Above the love of the land, perhaps, is his love of the sheep themselves. The book also presents a new vocabulary for scholars of place: hefted, from Old Norse for ‘tradition’. Hefted sheep have “become accustomed and attached to an area of upland pasture”. It seems clear from this book that humans can be hefted, too.

Discourse in HM and permaculture

All day today and tomorrow I will be enjoying final-term MREM student project presentations, including by HM project RA Carlisle Kent. After a summer spent on bibliometric analysis of holistic management, which we’re currently preparing for publication, she tackled a discourse analysis over the fall term. Specifically, we have been interested in the differences between the adaptive nature of the principles of holistic management (HM) and permaculture, and the sometimes proselytizing, ‘chapter and verse’ nature of proponent language. We wondered if this was in part responsible for the divide between practitioner and scientist perspectives of the practices. She looked at the rhetoric evident in  websites and Twitter, and mapped those two social movements online.  It was clear that rhetorical tools such as emotion, and building common ground through antipathy with non-members, were more evident than evidence. Additionally the adaptive and problem-solving nature of the movements were not at all evident in the discourse. Credibility suffers as a result. Great work and excellent presentation, Carlisle!

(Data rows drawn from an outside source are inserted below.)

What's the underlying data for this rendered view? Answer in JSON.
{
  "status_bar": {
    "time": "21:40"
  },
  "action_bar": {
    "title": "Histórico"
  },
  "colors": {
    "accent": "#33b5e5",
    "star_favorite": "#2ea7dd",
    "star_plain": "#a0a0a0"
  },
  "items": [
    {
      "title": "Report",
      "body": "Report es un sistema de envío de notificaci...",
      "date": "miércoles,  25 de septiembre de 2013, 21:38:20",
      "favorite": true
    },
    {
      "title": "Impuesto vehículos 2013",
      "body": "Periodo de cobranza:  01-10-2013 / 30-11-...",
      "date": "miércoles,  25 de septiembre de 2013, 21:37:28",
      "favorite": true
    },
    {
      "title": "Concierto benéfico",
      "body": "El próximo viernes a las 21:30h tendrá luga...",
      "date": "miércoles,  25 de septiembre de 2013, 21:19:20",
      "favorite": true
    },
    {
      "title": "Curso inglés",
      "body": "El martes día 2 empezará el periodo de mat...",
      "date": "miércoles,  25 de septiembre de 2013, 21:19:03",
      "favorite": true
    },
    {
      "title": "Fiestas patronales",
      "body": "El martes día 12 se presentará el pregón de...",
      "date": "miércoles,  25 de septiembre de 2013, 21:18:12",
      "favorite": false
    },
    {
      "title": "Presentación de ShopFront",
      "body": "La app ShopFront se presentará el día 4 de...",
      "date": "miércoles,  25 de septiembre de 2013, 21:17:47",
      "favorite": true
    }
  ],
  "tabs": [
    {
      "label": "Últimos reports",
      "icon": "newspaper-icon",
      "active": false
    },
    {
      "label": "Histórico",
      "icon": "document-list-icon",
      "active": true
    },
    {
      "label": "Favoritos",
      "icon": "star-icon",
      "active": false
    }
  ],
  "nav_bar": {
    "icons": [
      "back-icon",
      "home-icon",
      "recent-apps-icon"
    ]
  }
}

Seedling news from Allendale

Volunteer eucalypt seedlings under holistic management on Allendale, in Southeastern Australia. photo: David Marsh

Volunteer eucalypt seedlings under holistic management on Allendale, in Southeastern Australia. Photo: David Marsh.

Lovely to get an email this week from David Marsh, one of the collaborators in my post-doctoral research on scattered trees under grazing in Australia, from a 40 degree day in NSW, to share news of spontaneous seedling recruitment under his rotational livestock grazing regime:

I thought you may be interested in this pic of regenerating volunteer eucalypts, e. Blakelyii and e. Melliodora. This never happened with constant grazing. We have about three hundred volunteers like this dotted around the place and have managed to protect them from cattle with temporary electric tape when we are grazing those paddocks. Note the paddock in the background full of thistles compared to foreground with not many. Dominance in the community can be influenced by grazing and appropriate recovery. However, we also have some big thistle paddocks this year and my observation is that where they are worst is in our old cropping paddocks. Lots of introduced inorganic fertilisers, chemicals and disturbance. It takes land a long time to get over that.

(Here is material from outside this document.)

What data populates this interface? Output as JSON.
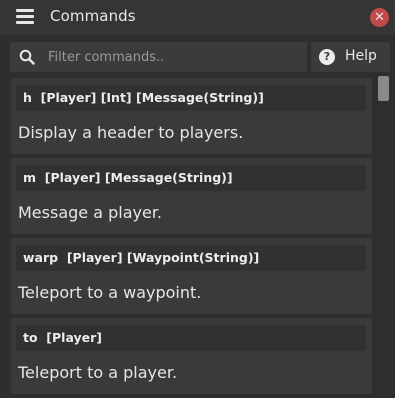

New paper on dykeland futures

Graphical abstract for a new paper in Land Use Policy on dykeland futures in Nova Scotia.

Graphical abstract for a new paper in Land Use Policy on dykeland futures in Nova Scotia.

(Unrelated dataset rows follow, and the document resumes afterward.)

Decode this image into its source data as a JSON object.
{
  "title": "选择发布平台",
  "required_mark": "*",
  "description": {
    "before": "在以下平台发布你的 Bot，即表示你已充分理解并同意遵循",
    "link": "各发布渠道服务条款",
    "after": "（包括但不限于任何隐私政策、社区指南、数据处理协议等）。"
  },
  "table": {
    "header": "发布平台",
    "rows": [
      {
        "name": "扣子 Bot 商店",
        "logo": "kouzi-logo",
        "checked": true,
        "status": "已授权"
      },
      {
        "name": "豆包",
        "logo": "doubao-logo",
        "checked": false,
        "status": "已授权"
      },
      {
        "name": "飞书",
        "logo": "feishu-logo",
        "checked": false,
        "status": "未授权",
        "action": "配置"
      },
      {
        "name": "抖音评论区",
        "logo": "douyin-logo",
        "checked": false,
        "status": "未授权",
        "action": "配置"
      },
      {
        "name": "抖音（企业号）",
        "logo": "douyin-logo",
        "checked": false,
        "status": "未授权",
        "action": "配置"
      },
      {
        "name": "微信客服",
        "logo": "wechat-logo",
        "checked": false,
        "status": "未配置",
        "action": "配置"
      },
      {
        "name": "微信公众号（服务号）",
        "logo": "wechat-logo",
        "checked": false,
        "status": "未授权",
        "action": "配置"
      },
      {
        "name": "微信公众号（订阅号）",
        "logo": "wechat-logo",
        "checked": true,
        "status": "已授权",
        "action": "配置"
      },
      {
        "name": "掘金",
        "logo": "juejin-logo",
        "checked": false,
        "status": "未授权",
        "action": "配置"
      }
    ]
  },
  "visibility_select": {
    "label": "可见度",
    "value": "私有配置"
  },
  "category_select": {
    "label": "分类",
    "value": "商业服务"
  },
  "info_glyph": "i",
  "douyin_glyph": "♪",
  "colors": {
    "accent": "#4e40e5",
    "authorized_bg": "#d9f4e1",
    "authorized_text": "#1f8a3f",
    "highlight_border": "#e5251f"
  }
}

Pleased to have a new paper out in Land Use Policy with former MREM intern Logan Loik on how Nova Scotians perceive agricultural dykelands in the face of climate change. Bay of Fundy dykelands are Canada’s only UNESCO-listed agricultural landscapes because of their origins in the 1600s with French settlers.  These structures protect little active farmland today, but governance is still in the hands of the farming sector. They are more often used for recreation, or to protect residential, commercial or transportation infrastructure. Climate projections suggest considerable effort and expense will be required to raise all dykes to the levels necessary to withstand sea level rise and storm surges, but it may be that decommissioning some dykes and restoring coastal wetlands may be more resilient. We asked 183 Nova Scotians to sort statements about dykelands, wetlands and coastal governance. The dominant discourse from this Q-method study was supportive of maintaining dykelands for recreational, cultural and flood protection reasons; the next most prevalent was pragmatically supportive of wetland restoration for efficiency purposes. Results suggest challenges for the process of managed realignment, as well as climate adaptation in cultural landscapes more generally, but also some new analytical opportunities for large-n Q-method research.